16. August: BNB—dieser starke Einbruch. Einfach gesagt: Stimmung, Liquidität und die Nachrichtenlage haben zusammengetroffen und sich gegenseitig verstärkt. Zuerst der Blick auf das Marktumfeld: Wenn der Gesamtmarkt an dem Tag ohnehin schon schwach ist und BTC sowie ETH nach unten drücken, kann BNB, obwohl es zu den großen Coins zählt, kaum völlig unberührt bleiben. Außerdem hängt BNB im Normalfall ziemlich eng mit der Plattform-Ökosystem-Entwicklung, der Aktivität on-chain und dem allgemeinen Risikoappetit des Marktes zusammen. Sobald sich der Markt angespannt anfühlt, senkt das Kapital als Erstes das Risiko—und der Verkaufsdruck wird dadurch noch stärker.
Eine weitere häufige Situation ist: Wenn es davor bereits deutlich gestiegen ist, sind viele Positionen ohnehin mit Take-Profit- und Stop-Loss-Aufträgen versehen. Sobald dann ein entscheidendes Niveau unterschritten wird, werden gleichzeitig Programmbefehle, Margin-Positionen und Kettenliquidationen ausgelöst. Die Kursbewegung sieht dann aus, als wäre der Preis „plötzlich abgetaucht“. In solchen Fällen bedeutet das nicht zwingend, dass sich die Fundamentaldaten sofort verschlechtert haben—häufig ist es vor allem, dass sich kurzfristige Gelder gegenseitig abverkaufen.
Ganz bodenständig gesagt: Alle waren ohnehin schon ein bisschen nervös, und sobald es fällt, werden sie noch nervöser. Je nervöser, desto mehr wird verkauft—und am Ende entsteht ein regelrechter Wasserfall.

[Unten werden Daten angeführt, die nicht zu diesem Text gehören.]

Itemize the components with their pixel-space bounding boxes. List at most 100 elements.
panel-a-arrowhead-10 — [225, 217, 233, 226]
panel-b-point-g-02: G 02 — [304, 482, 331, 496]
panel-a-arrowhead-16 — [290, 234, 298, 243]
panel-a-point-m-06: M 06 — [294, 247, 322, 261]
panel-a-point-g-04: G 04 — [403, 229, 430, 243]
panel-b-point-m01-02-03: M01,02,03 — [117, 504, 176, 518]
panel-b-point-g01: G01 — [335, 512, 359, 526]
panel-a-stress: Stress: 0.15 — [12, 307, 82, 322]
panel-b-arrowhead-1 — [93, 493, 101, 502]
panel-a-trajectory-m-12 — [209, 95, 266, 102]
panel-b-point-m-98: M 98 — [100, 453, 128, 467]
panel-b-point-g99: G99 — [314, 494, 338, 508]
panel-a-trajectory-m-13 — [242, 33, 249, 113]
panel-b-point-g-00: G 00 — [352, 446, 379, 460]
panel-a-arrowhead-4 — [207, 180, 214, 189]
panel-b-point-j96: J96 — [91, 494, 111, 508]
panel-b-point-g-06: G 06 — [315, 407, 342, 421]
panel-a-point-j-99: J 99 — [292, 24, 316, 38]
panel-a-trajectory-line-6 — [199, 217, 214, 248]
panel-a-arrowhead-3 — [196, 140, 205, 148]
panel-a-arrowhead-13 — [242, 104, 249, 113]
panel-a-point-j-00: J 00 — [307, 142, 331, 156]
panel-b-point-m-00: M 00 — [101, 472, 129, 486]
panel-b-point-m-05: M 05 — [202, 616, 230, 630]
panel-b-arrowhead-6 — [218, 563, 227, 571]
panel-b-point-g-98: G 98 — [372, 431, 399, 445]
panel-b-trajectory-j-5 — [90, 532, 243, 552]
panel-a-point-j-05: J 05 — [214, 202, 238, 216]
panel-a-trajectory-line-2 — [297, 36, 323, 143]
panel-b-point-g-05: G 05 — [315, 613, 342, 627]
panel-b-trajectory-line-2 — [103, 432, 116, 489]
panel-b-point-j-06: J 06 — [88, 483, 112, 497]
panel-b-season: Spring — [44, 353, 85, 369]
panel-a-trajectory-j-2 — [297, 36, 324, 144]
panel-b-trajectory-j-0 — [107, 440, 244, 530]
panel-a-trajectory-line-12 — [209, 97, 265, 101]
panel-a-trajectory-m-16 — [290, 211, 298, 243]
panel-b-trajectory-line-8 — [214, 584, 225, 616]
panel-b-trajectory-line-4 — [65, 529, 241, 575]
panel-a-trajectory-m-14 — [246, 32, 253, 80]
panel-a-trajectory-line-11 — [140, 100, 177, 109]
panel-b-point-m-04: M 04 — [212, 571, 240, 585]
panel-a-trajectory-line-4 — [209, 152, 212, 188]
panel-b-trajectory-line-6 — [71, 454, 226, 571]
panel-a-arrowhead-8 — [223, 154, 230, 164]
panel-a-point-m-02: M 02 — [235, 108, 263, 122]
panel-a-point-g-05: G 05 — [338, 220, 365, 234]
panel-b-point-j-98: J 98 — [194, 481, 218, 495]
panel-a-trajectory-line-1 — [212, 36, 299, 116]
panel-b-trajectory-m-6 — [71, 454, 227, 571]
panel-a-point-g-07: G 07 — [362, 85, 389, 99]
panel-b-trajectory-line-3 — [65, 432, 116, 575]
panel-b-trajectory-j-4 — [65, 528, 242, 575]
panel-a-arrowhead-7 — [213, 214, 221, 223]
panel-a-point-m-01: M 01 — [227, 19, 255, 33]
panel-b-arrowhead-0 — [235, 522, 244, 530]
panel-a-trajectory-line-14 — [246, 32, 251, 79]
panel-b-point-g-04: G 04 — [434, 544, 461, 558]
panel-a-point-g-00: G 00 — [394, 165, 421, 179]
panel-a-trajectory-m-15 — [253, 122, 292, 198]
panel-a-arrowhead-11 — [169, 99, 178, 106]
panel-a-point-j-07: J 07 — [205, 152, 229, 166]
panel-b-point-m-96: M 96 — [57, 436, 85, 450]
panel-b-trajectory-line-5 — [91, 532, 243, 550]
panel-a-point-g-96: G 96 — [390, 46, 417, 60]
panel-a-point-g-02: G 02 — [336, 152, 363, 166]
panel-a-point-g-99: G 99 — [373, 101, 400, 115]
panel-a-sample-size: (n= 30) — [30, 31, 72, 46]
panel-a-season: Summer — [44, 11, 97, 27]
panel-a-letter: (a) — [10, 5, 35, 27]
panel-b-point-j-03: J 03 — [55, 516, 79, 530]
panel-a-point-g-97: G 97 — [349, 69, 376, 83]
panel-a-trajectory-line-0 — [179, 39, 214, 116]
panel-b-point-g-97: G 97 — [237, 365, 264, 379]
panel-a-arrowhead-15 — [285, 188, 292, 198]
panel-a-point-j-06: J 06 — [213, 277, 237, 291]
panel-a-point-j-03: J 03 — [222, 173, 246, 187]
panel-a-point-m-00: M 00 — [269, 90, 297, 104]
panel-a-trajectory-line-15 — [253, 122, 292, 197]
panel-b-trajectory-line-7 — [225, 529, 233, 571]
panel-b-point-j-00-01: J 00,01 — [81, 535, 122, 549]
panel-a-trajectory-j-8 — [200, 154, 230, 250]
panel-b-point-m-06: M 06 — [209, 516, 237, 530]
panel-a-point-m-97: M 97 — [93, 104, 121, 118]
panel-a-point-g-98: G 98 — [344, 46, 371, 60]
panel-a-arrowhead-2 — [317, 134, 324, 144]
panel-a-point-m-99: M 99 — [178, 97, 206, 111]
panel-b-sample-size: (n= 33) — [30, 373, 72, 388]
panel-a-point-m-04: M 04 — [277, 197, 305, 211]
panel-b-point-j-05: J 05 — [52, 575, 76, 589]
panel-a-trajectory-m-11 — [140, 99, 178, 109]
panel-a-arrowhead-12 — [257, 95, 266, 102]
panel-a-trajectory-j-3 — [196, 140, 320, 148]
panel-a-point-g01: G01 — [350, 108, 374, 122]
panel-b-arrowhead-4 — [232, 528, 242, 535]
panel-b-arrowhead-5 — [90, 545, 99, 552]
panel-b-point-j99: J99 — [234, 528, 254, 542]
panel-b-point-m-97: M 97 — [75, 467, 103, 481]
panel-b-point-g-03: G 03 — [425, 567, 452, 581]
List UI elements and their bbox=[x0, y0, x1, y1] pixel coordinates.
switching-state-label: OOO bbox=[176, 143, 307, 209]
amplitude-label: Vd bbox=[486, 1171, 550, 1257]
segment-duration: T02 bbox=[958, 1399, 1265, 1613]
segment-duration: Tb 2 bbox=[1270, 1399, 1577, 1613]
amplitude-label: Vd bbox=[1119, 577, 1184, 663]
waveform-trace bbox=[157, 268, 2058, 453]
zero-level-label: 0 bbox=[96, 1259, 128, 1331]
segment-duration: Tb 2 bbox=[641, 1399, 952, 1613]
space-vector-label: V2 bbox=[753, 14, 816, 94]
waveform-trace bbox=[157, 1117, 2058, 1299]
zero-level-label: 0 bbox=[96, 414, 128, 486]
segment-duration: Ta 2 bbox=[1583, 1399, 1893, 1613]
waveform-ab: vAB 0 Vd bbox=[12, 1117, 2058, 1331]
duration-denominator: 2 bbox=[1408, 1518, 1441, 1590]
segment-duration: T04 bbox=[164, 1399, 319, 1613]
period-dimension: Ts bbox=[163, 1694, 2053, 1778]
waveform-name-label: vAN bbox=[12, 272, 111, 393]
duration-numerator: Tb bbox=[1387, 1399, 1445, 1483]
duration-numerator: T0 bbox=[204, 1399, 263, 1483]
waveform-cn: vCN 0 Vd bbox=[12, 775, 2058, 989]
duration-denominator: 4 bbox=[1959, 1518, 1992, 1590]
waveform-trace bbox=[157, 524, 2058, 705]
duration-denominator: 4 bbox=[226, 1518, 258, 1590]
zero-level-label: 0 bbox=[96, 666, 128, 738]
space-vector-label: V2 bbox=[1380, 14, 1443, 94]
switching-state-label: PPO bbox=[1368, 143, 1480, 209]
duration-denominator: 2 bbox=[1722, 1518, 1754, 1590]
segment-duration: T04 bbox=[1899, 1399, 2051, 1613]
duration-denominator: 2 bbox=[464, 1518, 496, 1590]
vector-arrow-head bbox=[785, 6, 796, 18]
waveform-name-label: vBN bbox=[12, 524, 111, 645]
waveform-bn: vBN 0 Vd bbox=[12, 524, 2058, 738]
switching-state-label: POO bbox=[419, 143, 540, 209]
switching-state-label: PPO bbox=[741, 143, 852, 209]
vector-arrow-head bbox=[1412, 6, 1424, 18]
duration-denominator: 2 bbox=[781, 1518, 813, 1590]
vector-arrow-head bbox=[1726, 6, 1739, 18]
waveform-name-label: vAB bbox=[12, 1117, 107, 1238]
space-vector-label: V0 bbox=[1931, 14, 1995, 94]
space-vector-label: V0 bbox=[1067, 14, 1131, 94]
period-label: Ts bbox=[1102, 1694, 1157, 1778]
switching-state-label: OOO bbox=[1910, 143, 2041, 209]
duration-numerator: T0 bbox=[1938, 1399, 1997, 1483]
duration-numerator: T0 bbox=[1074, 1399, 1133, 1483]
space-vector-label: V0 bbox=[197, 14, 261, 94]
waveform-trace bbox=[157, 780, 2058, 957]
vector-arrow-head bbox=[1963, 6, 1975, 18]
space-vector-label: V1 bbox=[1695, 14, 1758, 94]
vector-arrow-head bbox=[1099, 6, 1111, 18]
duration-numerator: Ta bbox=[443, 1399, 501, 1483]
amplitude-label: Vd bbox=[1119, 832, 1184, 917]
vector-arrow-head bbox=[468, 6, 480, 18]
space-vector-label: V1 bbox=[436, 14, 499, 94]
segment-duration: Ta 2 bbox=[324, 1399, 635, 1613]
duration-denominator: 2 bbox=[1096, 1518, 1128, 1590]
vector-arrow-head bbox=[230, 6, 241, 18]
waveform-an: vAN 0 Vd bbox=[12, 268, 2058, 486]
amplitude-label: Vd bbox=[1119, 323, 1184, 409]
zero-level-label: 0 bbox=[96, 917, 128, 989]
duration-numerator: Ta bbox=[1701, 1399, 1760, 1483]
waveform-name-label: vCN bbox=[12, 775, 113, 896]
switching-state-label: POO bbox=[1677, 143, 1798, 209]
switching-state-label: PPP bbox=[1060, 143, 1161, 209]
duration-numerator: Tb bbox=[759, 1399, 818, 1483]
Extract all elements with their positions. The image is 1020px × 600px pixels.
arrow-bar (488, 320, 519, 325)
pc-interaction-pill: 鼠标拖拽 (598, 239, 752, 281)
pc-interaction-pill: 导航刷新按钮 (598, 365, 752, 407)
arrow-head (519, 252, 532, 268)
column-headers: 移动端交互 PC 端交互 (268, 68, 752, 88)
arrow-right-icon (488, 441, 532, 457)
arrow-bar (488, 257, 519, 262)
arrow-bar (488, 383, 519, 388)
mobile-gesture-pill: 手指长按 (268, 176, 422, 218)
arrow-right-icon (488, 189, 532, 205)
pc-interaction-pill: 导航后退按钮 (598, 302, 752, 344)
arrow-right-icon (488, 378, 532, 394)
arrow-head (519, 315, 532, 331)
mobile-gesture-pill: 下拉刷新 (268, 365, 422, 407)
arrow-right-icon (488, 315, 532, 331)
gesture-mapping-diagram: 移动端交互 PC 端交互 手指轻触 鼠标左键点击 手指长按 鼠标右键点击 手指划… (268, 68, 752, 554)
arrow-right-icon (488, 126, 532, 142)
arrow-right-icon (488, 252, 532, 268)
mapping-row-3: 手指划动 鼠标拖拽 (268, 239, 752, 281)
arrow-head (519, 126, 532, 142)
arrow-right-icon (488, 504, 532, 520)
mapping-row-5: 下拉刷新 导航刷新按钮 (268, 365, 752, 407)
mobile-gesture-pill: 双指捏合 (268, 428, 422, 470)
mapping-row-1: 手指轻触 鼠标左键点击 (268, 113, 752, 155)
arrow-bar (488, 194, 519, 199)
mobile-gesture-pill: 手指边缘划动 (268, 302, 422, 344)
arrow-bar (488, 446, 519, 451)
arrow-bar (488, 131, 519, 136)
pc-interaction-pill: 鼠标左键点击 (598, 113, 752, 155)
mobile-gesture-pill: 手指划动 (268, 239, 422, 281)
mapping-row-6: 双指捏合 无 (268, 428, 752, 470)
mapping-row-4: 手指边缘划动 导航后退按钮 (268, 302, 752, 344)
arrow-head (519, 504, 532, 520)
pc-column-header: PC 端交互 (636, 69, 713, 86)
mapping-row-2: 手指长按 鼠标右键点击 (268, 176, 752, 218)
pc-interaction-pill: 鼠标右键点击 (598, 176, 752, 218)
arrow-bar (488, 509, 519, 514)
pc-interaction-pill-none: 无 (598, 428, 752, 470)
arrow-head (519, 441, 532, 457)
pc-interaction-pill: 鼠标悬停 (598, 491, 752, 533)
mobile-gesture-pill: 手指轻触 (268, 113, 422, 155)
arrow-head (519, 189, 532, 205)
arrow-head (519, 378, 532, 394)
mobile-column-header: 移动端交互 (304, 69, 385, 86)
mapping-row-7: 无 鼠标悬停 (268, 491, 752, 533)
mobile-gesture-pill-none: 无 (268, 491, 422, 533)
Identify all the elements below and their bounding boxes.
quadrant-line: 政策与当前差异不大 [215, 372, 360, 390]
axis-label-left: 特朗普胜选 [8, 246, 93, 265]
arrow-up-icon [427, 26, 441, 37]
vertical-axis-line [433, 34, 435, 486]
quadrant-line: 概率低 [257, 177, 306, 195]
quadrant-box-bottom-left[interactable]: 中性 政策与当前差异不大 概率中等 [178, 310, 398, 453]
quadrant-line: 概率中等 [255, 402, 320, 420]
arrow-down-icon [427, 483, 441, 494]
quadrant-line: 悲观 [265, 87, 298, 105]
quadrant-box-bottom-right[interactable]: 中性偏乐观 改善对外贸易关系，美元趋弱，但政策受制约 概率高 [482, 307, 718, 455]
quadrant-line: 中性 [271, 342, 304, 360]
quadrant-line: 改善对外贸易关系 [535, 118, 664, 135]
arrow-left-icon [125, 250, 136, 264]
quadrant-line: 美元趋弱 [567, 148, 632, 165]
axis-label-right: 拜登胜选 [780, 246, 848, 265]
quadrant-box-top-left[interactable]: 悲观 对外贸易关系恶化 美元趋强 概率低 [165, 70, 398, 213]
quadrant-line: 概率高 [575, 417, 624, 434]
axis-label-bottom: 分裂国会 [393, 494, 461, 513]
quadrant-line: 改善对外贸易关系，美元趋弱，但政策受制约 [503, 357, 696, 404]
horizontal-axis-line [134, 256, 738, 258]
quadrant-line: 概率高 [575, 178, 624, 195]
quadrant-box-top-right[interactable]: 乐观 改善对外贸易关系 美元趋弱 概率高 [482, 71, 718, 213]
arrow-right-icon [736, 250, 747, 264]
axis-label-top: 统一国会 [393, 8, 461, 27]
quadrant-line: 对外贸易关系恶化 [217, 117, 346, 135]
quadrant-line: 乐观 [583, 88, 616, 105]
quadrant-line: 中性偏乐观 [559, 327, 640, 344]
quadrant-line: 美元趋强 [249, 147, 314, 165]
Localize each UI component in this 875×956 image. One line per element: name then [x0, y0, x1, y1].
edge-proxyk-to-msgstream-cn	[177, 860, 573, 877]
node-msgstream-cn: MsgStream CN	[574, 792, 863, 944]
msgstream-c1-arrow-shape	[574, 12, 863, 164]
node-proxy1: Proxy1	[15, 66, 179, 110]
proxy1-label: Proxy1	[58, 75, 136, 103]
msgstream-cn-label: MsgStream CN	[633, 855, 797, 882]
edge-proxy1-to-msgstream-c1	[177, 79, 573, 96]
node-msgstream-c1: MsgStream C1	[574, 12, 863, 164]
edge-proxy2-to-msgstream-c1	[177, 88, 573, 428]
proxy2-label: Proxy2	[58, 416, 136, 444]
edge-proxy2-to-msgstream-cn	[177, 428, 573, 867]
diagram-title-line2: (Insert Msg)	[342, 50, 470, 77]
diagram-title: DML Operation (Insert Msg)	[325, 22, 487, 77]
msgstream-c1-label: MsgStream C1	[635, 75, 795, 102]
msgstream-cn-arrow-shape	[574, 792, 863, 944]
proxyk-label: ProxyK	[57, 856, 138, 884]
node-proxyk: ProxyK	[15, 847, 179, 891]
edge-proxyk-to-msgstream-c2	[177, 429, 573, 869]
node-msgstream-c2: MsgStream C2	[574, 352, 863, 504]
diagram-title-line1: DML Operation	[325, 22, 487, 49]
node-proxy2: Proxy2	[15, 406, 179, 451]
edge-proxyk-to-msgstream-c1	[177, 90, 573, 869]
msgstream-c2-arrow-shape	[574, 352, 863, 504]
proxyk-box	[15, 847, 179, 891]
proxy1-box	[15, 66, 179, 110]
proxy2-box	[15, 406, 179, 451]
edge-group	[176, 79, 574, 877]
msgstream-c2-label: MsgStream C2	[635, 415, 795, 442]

Um einzuschätzen, ob bei diesem Move wirklich „etwas Ernstes passiert“, ist vor allem entscheidend, ob sich das weitere Geschehen zeigt: das Folgende Handelsvolumen, Nachrichten der Plattform und ob der Gesamtmarkt stabil bleiben kann.
$BNB
Eine weitere häufige Situation ist: Wenn es davor bereits deutlich gestiegen ist, sind viele Positionen ohnehin mit Take-Profit- und Stop-Loss-Aufträgen versehen. Sobald dann ein entscheidendes Niveau unterschritten wird, werden gleichzeitig Programmbefehle, Margin-Positionen und Kettenliquidationen ausgelöst. Die Kursbewegung sieht dann aus, als wäre der Preis „plötzlich abgetaucht“. In solchen Fällen bedeutet das nicht zwingend, dass sich die Fundamentaldaten sofort verschlechtert haben—häufig ist es vor allem, dass sich kurzfristige Gelder gegenseitig abverkaufen.
Ganz bodenständig gesagt: Alle waren ohnehin schon ein bisschen nervös, und sobald es fällt, werden sie noch nervöser. Je nervöser, desto mehr wird verkauft—und am Ende entsteht ein regelrechter Wasserfall. Um einzuschätzen, ob bei diesem Move wirklich „etwas Ernstes passiert“, ist vor allem entscheidend, ob sich das weitere Geschehen zeigt: das Folgende Handelsvolumen, Nachrichten der Plattform und ob der Gesamtmarkt stabil bleiben kann.